Floating-point rounding issues make it tricky to get a perfectly zero-mean distribution. While it is probably inconsequential, simply using curand_uniform(state) - 0.5f will not give zero mean. We solve this by mapping the 2^{32} possible return values of :cpp:func:`!curand` to the range (-2^{31}, 2^{31}) with zero represented twice, before scaling to convert to a real value in (-0.5, 0.5). While this is still a deviation from uniformity, it does give a symmetric distribution.

The :c:struct:`curandStateXORWOW_t` struct defined by curand is unnecessarily large for our purposes, because it retains state needed to generate Gaussian distributions (Box-Muller transform).

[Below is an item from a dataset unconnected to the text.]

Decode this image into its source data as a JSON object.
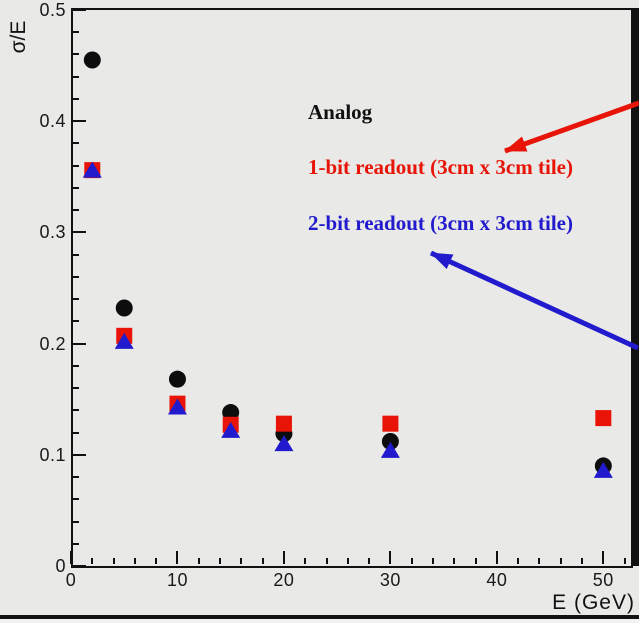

To reduce global memory traffic, we use a different type we define (:c:struct:`randState_t`) to hold random states in global memory, together with helpers that save and restore this smaller state from a private :c:struct:`curandStateXORWOW_t` used within a kernel.

Shutdown procedures

The dsim, fgpu and xbgpu all make use of the :external+aiokatcp:py:class:`aiokatcp server <aiokatcp.server.DeviceServer>`'s :external+aiokatcp:py:meth:`on_stop <aiokatcp.server.DeviceServer.on_stop>` feature which allows for any engine-specific clean-up to take place before coming to a final halt.

The on_stop procedure is broadly similar between the dsim, fgpu and xbgpu.